“At first, all things were confused mass without form, heaven and earth and sea were created one: soon sky was set above land, earth circled by water, and random chaos split into its parts: forests allowed the creatures a home: air the birds: fish took shelter in the running streams. Then the human race wandered the empty wilds, a thing of naked strength and brutish body: woods were its home, grass its food, leaves its bed: and for a long time, no man knew another. They say sweet delights softened savage spirits: when man and woman rested in one place: they had no teacher to show them what to do: Venus did her work without sweet art.”
(Ovid, The Art of Love, Book II, 467-480)
The pleasure of love can “soften savage spirits”. Without love, forests remain dark, and the world is not named with affection. Venus, mother of Eros, spreads beauty over the world, gives vision to an opaque gaze. Her work is priceless.
But what happens when Love enters into the thoughts of man? It seems that between the alchemy of Eros and the word of man there emerges a conflagration of language which overwhelms reason. Or, rather, what Barthes calls the “lover’s discourse” is born, that hemorrhaging of words, which has neither beginning nor end, which follows the pace of an erupting volcano. A soliloquy made of excess, signs, and obsessions.

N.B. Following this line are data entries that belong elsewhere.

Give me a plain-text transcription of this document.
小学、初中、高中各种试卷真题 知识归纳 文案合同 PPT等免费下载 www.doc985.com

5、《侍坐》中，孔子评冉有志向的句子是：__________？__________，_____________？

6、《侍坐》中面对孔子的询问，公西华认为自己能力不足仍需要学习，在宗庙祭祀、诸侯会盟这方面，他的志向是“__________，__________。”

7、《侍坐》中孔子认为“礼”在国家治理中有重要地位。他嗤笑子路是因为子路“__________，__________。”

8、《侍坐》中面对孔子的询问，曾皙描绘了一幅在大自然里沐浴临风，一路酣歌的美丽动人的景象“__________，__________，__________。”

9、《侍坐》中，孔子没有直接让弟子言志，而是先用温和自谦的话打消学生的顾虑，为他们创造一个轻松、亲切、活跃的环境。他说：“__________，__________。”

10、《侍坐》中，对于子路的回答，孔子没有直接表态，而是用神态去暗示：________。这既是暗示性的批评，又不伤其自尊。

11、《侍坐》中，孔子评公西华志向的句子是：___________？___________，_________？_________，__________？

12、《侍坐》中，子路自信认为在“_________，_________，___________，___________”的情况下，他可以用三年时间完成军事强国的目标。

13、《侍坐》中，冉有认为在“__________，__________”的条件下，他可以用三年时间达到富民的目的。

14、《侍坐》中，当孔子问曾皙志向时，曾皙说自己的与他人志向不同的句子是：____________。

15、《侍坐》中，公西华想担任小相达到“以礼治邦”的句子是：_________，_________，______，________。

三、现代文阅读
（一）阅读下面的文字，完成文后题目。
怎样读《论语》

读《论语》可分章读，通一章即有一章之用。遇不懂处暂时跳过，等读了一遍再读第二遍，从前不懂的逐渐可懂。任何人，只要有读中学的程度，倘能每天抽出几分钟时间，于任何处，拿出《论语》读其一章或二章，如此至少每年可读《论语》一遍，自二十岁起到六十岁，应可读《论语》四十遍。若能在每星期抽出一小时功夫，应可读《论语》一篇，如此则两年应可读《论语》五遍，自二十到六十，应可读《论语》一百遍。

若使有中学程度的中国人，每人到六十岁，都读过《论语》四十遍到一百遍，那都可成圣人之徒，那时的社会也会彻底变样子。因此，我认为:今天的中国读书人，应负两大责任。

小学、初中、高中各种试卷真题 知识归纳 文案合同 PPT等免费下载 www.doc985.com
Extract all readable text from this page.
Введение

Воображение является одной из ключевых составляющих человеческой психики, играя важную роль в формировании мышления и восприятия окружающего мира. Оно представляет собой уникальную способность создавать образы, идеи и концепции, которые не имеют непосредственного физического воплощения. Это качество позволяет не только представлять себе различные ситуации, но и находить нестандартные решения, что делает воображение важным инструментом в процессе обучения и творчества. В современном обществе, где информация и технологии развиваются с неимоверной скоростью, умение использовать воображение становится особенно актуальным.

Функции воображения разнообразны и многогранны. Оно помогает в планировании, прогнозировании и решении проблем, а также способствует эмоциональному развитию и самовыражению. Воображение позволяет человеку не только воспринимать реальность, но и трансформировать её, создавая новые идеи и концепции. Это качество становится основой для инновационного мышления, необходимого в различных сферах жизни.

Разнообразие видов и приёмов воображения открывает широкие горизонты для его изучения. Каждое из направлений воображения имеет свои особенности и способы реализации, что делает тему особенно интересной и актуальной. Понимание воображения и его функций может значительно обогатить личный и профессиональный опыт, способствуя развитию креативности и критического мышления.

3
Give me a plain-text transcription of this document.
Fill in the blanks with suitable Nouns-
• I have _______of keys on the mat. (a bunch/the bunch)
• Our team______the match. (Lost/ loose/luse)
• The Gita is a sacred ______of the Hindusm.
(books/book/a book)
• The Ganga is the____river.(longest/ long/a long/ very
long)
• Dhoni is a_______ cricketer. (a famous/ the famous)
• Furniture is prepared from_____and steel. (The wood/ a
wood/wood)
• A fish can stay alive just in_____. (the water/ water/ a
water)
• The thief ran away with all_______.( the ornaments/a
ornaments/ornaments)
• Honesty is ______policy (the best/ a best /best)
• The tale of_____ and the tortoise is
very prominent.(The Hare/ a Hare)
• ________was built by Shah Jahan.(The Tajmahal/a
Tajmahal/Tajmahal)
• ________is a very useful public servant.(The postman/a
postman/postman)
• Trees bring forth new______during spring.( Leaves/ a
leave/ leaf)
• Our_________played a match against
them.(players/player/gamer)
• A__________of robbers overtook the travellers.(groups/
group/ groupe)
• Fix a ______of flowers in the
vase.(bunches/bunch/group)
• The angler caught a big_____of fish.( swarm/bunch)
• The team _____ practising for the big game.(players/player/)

Indeed, man’s word “is made up of an impalpable chemical substance which brings about the most violent alterations,” and becomes combustible when it encounters Desire, which is the reservoir of all that we consider fulfillment, accomplishment, return. Connected to pleasure, Desire, like the capricious Eros himself, strikes in unexpected ways, and when it does, ignites the imagination. It is the imagination of the lover that manifests itself in the lover’s discourse.
There is no point in asking: why do I love this one in particular? It is not for us to know. What is it that we love in another person? Their everything, or something in particular that has awakened in us a memory? The form of the fingernail, the shape of the eyes, a scar that gently disfigures the lip? The image of the other is like a portal through which we let ourselves be transported into another dimension.
Desire, imagination, language, these are all connected.
Barthes, as semiologist, does not philosophize on love, but rather he shows us the interior monologue that plagues lovers. In the words which he surgically extracts from personal situations, films, and novels, we understand how much the “lover’s discourse” belongs to us, how much we invoke it and how much, at the same time, it torments us.
So why, then, is it worth the trouble of being captured by it?
Perhaps – we think – it is because there is really nothing else like being in love that gives a feeling of being invaded, of being possessed by a force that looms over us and hands us over to our desiring nature. For philosophers and contemporary psychologists, Desire is a word that connotes an abstract entity, but not any less mythological than what the ancients saw impersonated in Eros.
Eros, for the ancients, Desire for the moderns. We are referring to the same “power” which manifests itself, the same “invisible” thing which moves us, as Hillman would say – which acts as guide in our mythological thought.
Returning to the lover’s discourse: it is so laden with meaning that it surpasses the limit of the signified. And it must be for this reason that the “I love you,” which is the climax of the lover’s discourse, is the “statement that carries no information,” but is instead a “shout, uncontainable” and also a “magical utterance,” which requires a response no less magic, which would be something like “me too.” When the Beast, hopelessly in love with Beauty, says: “I love you, Beauty,” and the girl responds unexpectedly: “I love you, too, Beast,” the beast is stripped of his terrifying appearance and transformed into a most beautiful man.
The transformational power of the erotic word when reciprocity is realized, when a “you” appears and faces us. The power of Eros, when it strikes us, leads us on a journey from which we will not return ourselves as before. In the turbine of contemporary erotic language divine magic reemerges, which Venus, with the help of Eros, brings about in the human heart.
“…They say sweet delights softened savage spirits: when man and woman rested in one place: they had no teacher to show them what to do: Venus did her work without sweet art.”